Sam Max Kuczyński o Polsce zawsze wypowiadał się pozytywnie, zwłaszcza gdy jego niemiecka ojczyzna okazała się miejscem dla żydowskich mieszkańców bardzo groźnym. Po dwudziestu latach kariery naukowej – studiował medycynę i antropologię w Rostoku i Berlinie, walczył w niemieckiej armii w czasie Wielkiej Wojny, a później wykładał również w stolicy Niemiec – Kuczyński ucieka z hitlerowskiej Rzeszy. Po kilku latach osiada w Peru i to w dodatku nie byle gdzie – w jedynym mieście peruwiańskiej części Amazonii, Iquitos, gdzie prowadzi badania nad tropikalnymi chorobami, praktycznie tworząc system publicznej ochrony zdrowia – najpierw tam, a potem w całym Peru. Już w Limie na świat przychodzi Pedro Pablo. Jest rok 1938.
Młody Kuczyński jest członkiem lokalnej elity. Kończy najlepsze szkoły w kraju, jako nastolatek wyjeżdża do Wielkiej Brytanii, gdzie uczy się w elitarnym liceum, a potem studiuje w Cambridge. Do tego dokłada tytuł naukowy z Princeton. Jako dwudziestopięciolatek jest już pracownikiem Banku Światowego, porządnym ekonomicznym liberałem nieco oddalonym od ideałów ojca, który doradzał rządom Haiti i Dominikany w kwestiach ekonomicznych. Idee gospodarczego liberalizmu PPK próbuje wcielić od 1967 r. w swoim własnym kraju, gdzie przez kilka lat pełni funkcję zastępcy prezesa Narodowego Banku Peru.
Zamach stanu zmusza go wprawdzie do emigracji, ale do Peru będzie kilkakrotnie wracał – przede wszystkim jako minister fachowiec w różnych rządach. Głównym ośrodkiem działalności Kuczyńskiego będą jednak Stany Zjednoczone (ma również amerykański paszport). Zajmował wysokie stanowiska w Banku Światowym i Międzynarodowym Funduszu Walutowym. Do dziś na Florydzie działa jego firma zajmująca się inwestycjami. Życiorys Kuczyńskiego to raczej amerykańska wersja pomieszanych biografii Jana Kulczyka i Leszka Balcerowicza niż historia „obrońcy uciśnionych”, który pojawia się na naściennych komiksach w dawnej stolicy Inków.
Co skłoniło bogatego biznesmena o niepodważalnej pozycji, hojnego sponsora Partii Republikańskiej do kolejnego powrotu do ojczyzny?
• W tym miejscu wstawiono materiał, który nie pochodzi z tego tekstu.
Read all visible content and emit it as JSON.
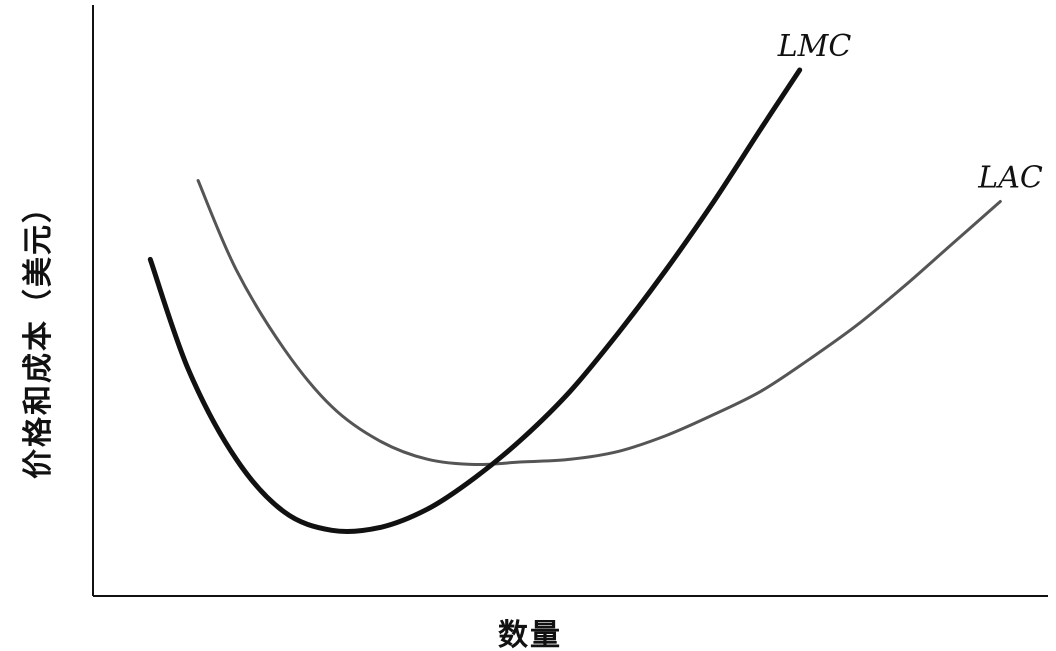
{
  "chart_data": {
    "type": "line",
    "title": "",
    "xlabel": "数量",
    "ylabel": "价格和成本（美元）",
    "xlim": [
      0,
      10
    ],
    "ylim": [
      0,
      10
    ],
    "grid": false,
    "series": [
      {
        "name": "LMC",
        "color": "#111111",
        "x": [
          0.6,
          1.0,
          1.5,
          2.0,
          2.5,
          3.0,
          3.5,
          4.0,
          4.5,
          5.0,
          5.5,
          6.0,
          6.5,
          7.0,
          7.4
        ],
        "y": [
          6.4,
          4.3,
          2.6,
          1.6,
          1.25,
          1.3,
          1.65,
          2.25,
          3.0,
          3.9,
          5.0,
          6.2,
          7.5,
          8.9,
          10.0
        ]
      },
      {
        "name": "LAC",
        "color": "#555555",
        "x": [
          1.1,
          1.5,
          2.0,
          2.5,
          3.0,
          3.5,
          4.0,
          4.5,
          5.0,
          5.5,
          6.0,
          6.5,
          7.0,
          7.5,
          8.0,
          8.5,
          9.0,
          9.5
        ],
        "y": [
          7.9,
          6.2,
          4.7,
          3.6,
          2.95,
          2.6,
          2.5,
          2.55,
          2.6,
          2.75,
          3.05,
          3.45,
          3.9,
          4.5,
          5.15,
          5.9,
          6.7,
          7.5
        ]
      }
    ]
  }
}
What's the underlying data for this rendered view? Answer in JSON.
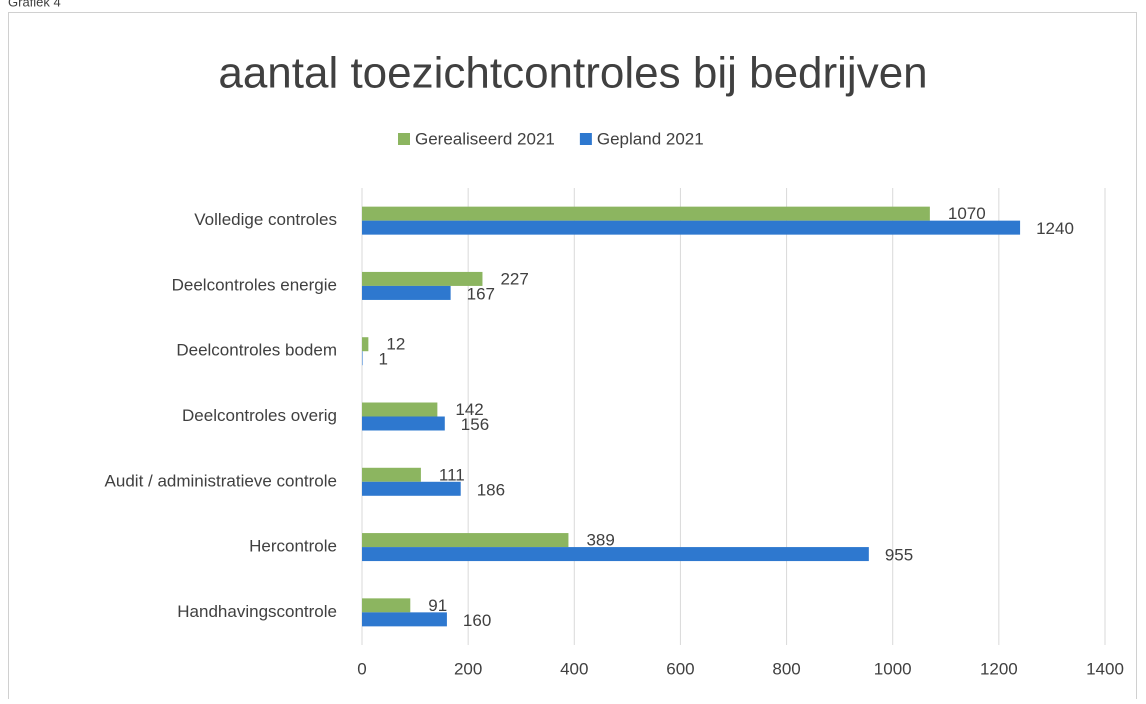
{
  "caption": "Grafiek 4",
  "chart_data": {
    "type": "hbar",
    "title": "aantal toezichtcontroles bij bedrijven",
    "categories": [
      "Volledige controles",
      "Deelcontroles energie",
      "Deelcontroles bodem",
      "Deelcontroles overig",
      "Audit / administratieve controle",
      "Hercontrole",
      "Handhavingscontrole"
    ],
    "series": [
      {
        "name": "Gerealiseerd 2021",
        "color": "#8cb560",
        "values": [
          1070,
          227,
          12,
          142,
          111,
          389,
          91
        ]
      },
      {
        "name": "Gepland 2021",
        "color": "#2e78cf",
        "values": [
          1240,
          167,
          1,
          156,
          186,
          955,
          160
        ]
      }
    ],
    "xlim": [
      0,
      1400
    ],
    "xticks": [
      0,
      200,
      400,
      600,
      800,
      1000,
      1200,
      1400
    ],
    "grid": true,
    "legend": "top"
  }
}
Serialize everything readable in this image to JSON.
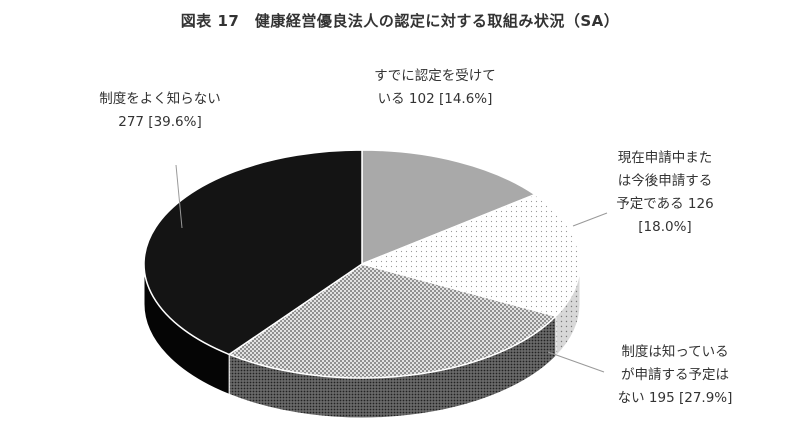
{
  "chart_data": {
    "type": "pie",
    "title": "図表 17　健康経営優良法人の認定に対する取組み状況（SA）",
    "slices": [
      {
        "label_lines": [
          "すでに認定を受けて",
          "いる 102 [14.6%]"
        ],
        "value": 102,
        "percent": 14.6
      },
      {
        "label_lines": [
          "現在申請中また",
          "は今後申請する",
          "予定である 126",
          "[18.0%]"
        ],
        "value": 126,
        "percent": 18.0
      },
      {
        "label_lines": [
          "制度は知っている",
          "が申請する予定は",
          "ない 195 [27.9%]"
        ],
        "value": 195,
        "percent": 27.9
      },
      {
        "label_lines": [
          "制度をよく知らない",
          "277 [39.6%]"
        ],
        "value": 277,
        "percent": 39.6
      }
    ],
    "legend": "none",
    "style": "3d-tilted"
  }
}
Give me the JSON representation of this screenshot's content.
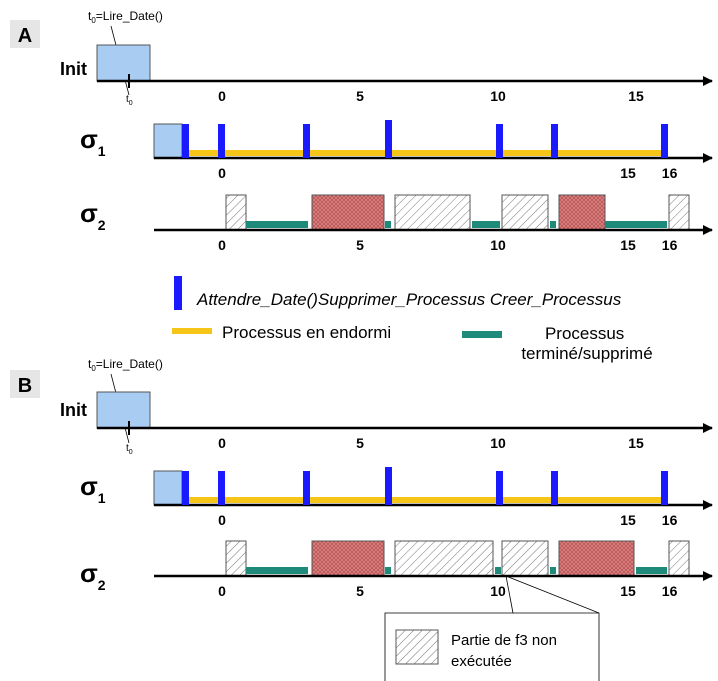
{
  "panels": [
    {
      "letter": "A",
      "t0_annotation": {
        "prefix": "t",
        "sub": "0",
        "suffix": "=Lire_Date()"
      },
      "t0_tick": {
        "main": "t",
        "sub": "0"
      },
      "rows": [
        {
          "label": "Init",
          "ticks": [
            {
              "t": 0,
              "label": "0"
            },
            {
              "t": 5,
              "label": "5"
            },
            {
              "t": 10,
              "label": "10"
            },
            {
              "t": 15,
              "label": "15"
            }
          ]
        },
        {
          "label": {
            "main": "σ",
            "sub": "1"
          },
          "ticks": [
            {
              "t": 0,
              "label": "0"
            },
            {
              "t": 15,
              "label": "15"
            },
            {
              "t": 16,
              "label": "16"
            }
          ]
        },
        {
          "label": {
            "main": "σ",
            "sub": "2"
          },
          "ticks": [
            {
              "t": 0,
              "label": "0"
            },
            {
              "t": 5,
              "label": "5"
            },
            {
              "t": 10,
              "label": "10"
            },
            {
              "t": 15,
              "label": "15"
            },
            {
              "t": 16,
              "label": "16"
            }
          ]
        }
      ]
    },
    {
      "letter": "B",
      "t0_annotation": {
        "prefix": "t",
        "sub": "0",
        "suffix": "=Lire_Date()"
      },
      "t0_tick": {
        "main": "t",
        "sub": "0"
      },
      "rows": [
        {
          "label": "Init",
          "ticks": [
            {
              "t": 0,
              "label": "0"
            },
            {
              "t": 5,
              "label": "5"
            },
            {
              "t": 10,
              "label": "10"
            },
            {
              "t": 15,
              "label": "15"
            }
          ]
        },
        {
          "label": {
            "main": "σ",
            "sub": "1"
          },
          "ticks": [
            {
              "t": 0,
              "label": "0"
            },
            {
              "t": 15,
              "label": "15"
            },
            {
              "t": 16,
              "label": "16"
            }
          ]
        },
        {
          "label": {
            "main": "σ",
            "sub": "2"
          },
          "ticks": [
            {
              "t": 0,
              "label": "0"
            },
            {
              "t": 5,
              "label": "5"
            },
            {
              "t": 10,
              "label": "10"
            },
            {
              "t": 15,
              "label": "15"
            },
            {
              "t": 16,
              "label": "16"
            }
          ]
        }
      ]
    }
  ],
  "legend": {
    "calls_label": "Attendre_Date()Supprimer_Processus Creer_Processus",
    "sleep_label": "Processus en endormi",
    "terminated_label_line1": "Processus",
    "terminated_label_line2": "terminé/supprimé"
  },
  "callout": {
    "line1": "Partie de f3 non",
    "line2": "exécutée"
  },
  "colors": {
    "init_block": "#a9cdf2",
    "call_marker": "#1a1aff",
    "sleep_bar": "#f5c518",
    "terminated_bar": "#1e8a7a",
    "task_red": "#d98080",
    "panel_letter_bg": "#e6e6e6"
  }
}
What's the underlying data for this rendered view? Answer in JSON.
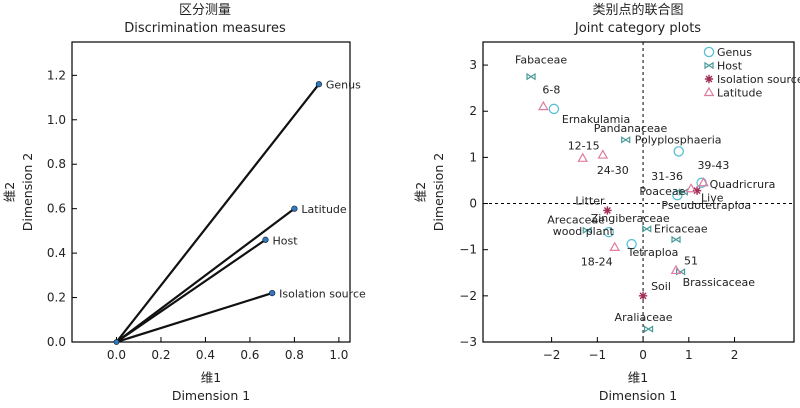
{
  "chart_data": [
    {
      "type": "line",
      "title": "区分测量",
      "subtitle": "Discrimination measures",
      "xlabel_cn": "维1",
      "xlabel": "Dimension 1",
      "ylabel_cn": "维2",
      "ylabel": "Dimension 2",
      "xlim": [
        -0.2,
        1.05
      ],
      "ylim": [
        0,
        1.35
      ],
      "xticks": [
        "0.0",
        "0.2",
        "0.4",
        "0.6",
        "0.8",
        "1.0"
      ],
      "xtick_values": [
        0,
        0.2,
        0.4,
        0.6,
        0.8,
        1.0
      ],
      "yticks": [
        "0.0",
        "0.2",
        "0.4",
        "0.6",
        "0.8",
        "1.0",
        "1.2"
      ],
      "ytick_values": [
        0,
        0.2,
        0.4,
        0.6,
        0.8,
        1.0,
        1.2
      ],
      "grid": false,
      "line_color": "#111111",
      "point_color": "#2f78c4",
      "series": [
        {
          "name": "Genus",
          "x": 0.91,
          "y": 1.16
        },
        {
          "name": "Latitude",
          "x": 0.8,
          "y": 0.6
        },
        {
          "name": "Host",
          "x": 0.67,
          "y": 0.46
        },
        {
          "name": "Isolation source",
          "x": 0.7,
          "y": 0.22
        }
      ]
    },
    {
      "type": "scatter",
      "title": "类别点的联合图",
      "subtitle": "Joint category plots",
      "xlabel_cn": "维1",
      "xlabel": "Dimension 1",
      "ylabel_cn": "维2",
      "ylabel": "Dimension 2",
      "xlim": [
        -3.5,
        3.3
      ],
      "ylim": [
        -3,
        3.5
      ],
      "xticks": [
        "−2",
        "−1",
        "0",
        "1",
        "2"
      ],
      "xtick_values": [
        -2,
        -1,
        0,
        1,
        2
      ],
      "yticks": [
        "−3",
        "−2",
        "−1",
        "0",
        "1",
        "2",
        "3"
      ],
      "ytick_values": [
        -3,
        -2,
        -1,
        0,
        1,
        2,
        3
      ],
      "grid": false,
      "reference_lines": {
        "x": 0,
        "y": 0,
        "style": "dashed"
      },
      "legend_position": "top-right",
      "legend": [
        {
          "name": "Genus",
          "marker": "circle",
          "color": "#5bc0d6"
        },
        {
          "name": "Host",
          "marker": "bowtie",
          "color": "#4a9a9a"
        },
        {
          "name": "Isolation source",
          "marker": "star",
          "color": "#a0305a"
        },
        {
          "name": "Latitude",
          "marker": "triangle",
          "color": "#e07aa0"
        }
      ],
      "series": [
        {
          "name": "Genus",
          "points": [
            {
              "label": "Ernakulamia",
              "x": -1.95,
              "y": 2.05
            },
            {
              "label": "Polyplosphaeria",
              "x": 0.78,
              "y": 1.13
            },
            {
              "label": "Quadricrura",
              "x": 1.28,
              "y": 0.45
            },
            {
              "label": "Pseudotetraploa",
              "x": 0.75,
              "y": 0.18
            },
            {
              "label": "wood plant",
              "x": -0.75,
              "y": -0.62
            },
            {
              "label": "Tetraploa",
              "x": -0.25,
              "y": -0.88
            }
          ]
        },
        {
          "name": "Host",
          "points": [
            {
              "label": "Fabaceae",
              "x": -2.45,
              "y": 2.75
            },
            {
              "label": "Pandanaceae",
              "x": -0.38,
              "y": 1.38
            },
            {
              "label": "Poaceae",
              "x": 0.88,
              "y": 0.25
            },
            {
              "label": "Zingiberaceae",
              "x": 0.08,
              "y": -0.55
            },
            {
              "label": "Arecaceae",
              "x": -1.22,
              "y": -0.58
            },
            {
              "label": "Ericaceae",
              "x": 0.72,
              "y": -0.78
            },
            {
              "label": "Brassicaceae",
              "x": 0.82,
              "y": -1.48
            },
            {
              "label": "Araliaceae",
              "x": 0.12,
              "y": -2.72
            }
          ]
        },
        {
          "name": "Isolation source",
          "points": [
            {
              "label": "Live",
              "x": 1.18,
              "y": 0.28
            },
            {
              "label": "Litter",
              "x": -0.78,
              "y": -0.15
            },
            {
              "label": "Soil",
              "x": 0.0,
              "y": -2.0
            }
          ]
        },
        {
          "name": "Latitude",
          "points": [
            {
              "label": "6-8",
              "x": -2.18,
              "y": 2.1
            },
            {
              "label": "12-15",
              "x": -1.32,
              "y": 0.98
            },
            {
              "label": "24-30",
              "x": -0.88,
              "y": 1.05
            },
            {
              "label": "39-43",
              "x": 1.32,
              "y": 0.45
            },
            {
              "label": "31-36",
              "x": 1.05,
              "y": 0.32
            },
            {
              "label": "18-24",
              "x": -0.62,
              "y": -0.95
            },
            {
              "label": "51",
              "x": 0.72,
              "y": -1.45
            }
          ]
        }
      ]
    }
  ]
}
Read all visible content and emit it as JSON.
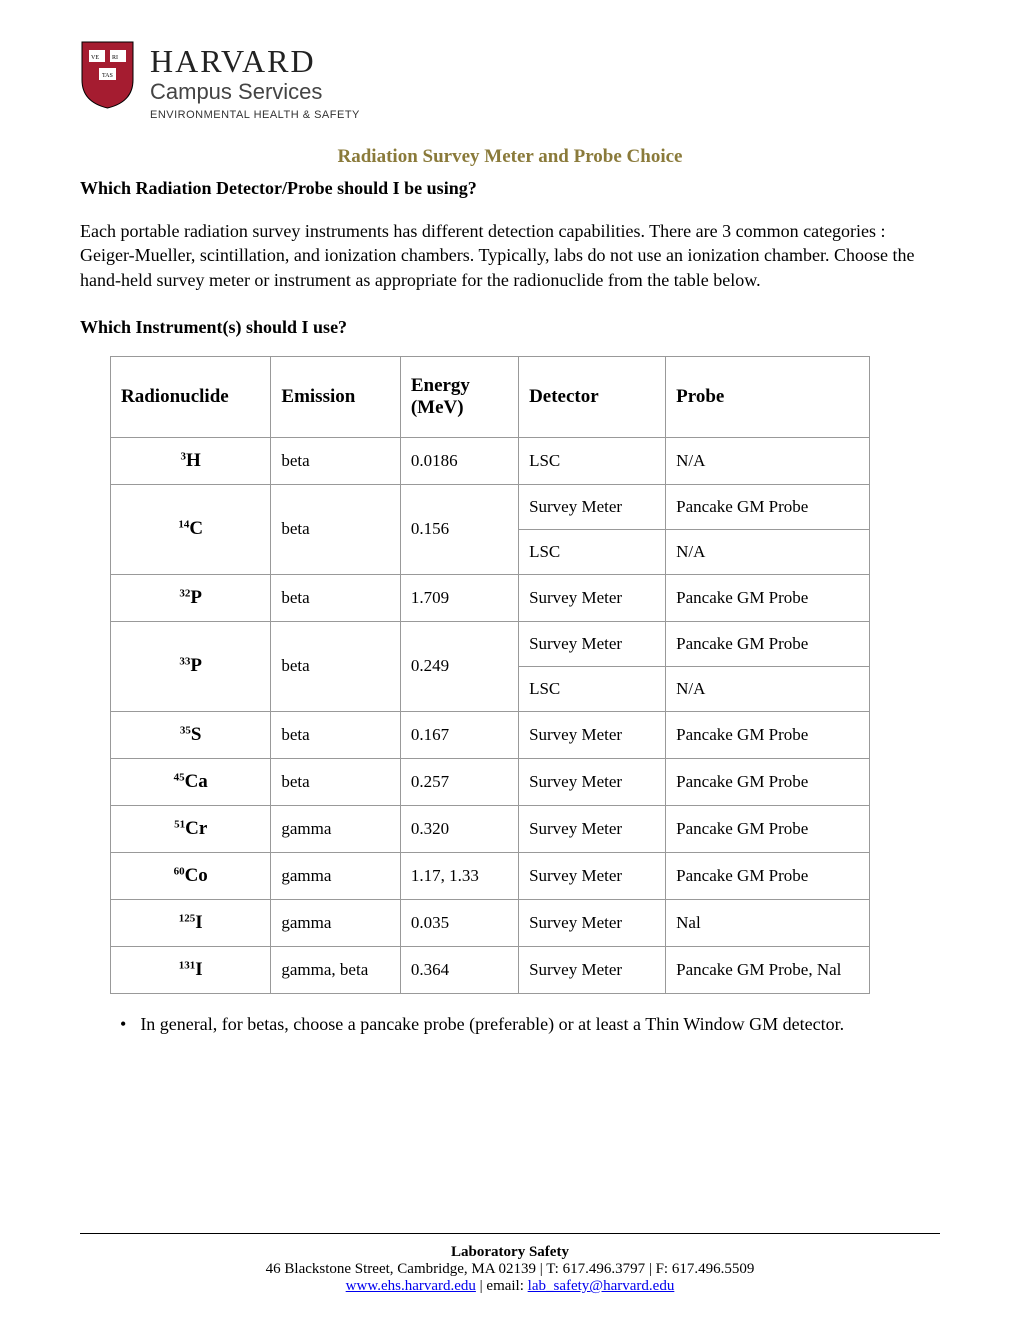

Bez rodziny zresztą, bo jego córka Alex Kuczynski – felietonistka „New York Times Magazine” – pozostała w Stanach. Towarzyszy mu jedynie żona Nancy – kuzynka Jean-Luca Godarda. Bezpośrednim powodem powrotu był kryzys w państwie pod koniec prezydentury Albero Fujimoriego. Jeszcze przed jego ucieczką Alejandro Toledo – ówczesny kandydat na prezydenta – poprosił Kuczyńskiego o pokierowanie jego kampanią. Toledo już jako prezydent powierzał Kuczyńskiemu poważne misje, od kierowania ministerstwem energetyki aż do sprawowania funkcji premiera. Po zmianie na prezydenckim urzędzie PKK odszedł z rządu i zajął się budowaniem systemów zaopatrzenia w wodę w całym Peru. Był coraz sławniejszy i wyraźnie piął się w górę.
Kandydaci, którzy po raz drugi startują w wyborach prezydenckich, zazwyczaj zajmują wyższe miejsce niż pięć lat wcześniej. W 2011 wybory wygrał wizjonerski Ollanta Humala – były wojskowy zwany peruwiańskim Obamą. Zgodnie z lokalną tradycją rychło się jednak skompromitował. Druga była Keiko Fujimori – dziś pierwsza w wyścigu.
Kuczyński zaszedł wtedy daleko (był trzeci), ale przepowiadano mu, że dalej zajść nie może. Z punktu widzenie elektoratu miał być za stary, zbyt bogaty i zbyt elitarny. Tak przynajmniej sądzono, dopóki budzące wątpliwości zmiany prawa wyborczego nie uniemożliwiły kandydowania Julio Guzmanowi, o którym pisaliśmy w lutym. Kuczyński stał się nagle kandydatem najpoważniejszym, którego poprzeć chce cała klasa średnia i ci wszyscy, którzy boją się powrotu politycznych i cokolwiek brutalnych rządów rodziny Fujimorich.
Ale czy PPK wykrzesze z siebie charyzmę, która może przekonać niezdecydowanych? Czy w Peru pojawi się prorepublikański i proamerykański prezydent? O tym zdecyduje już demokracja.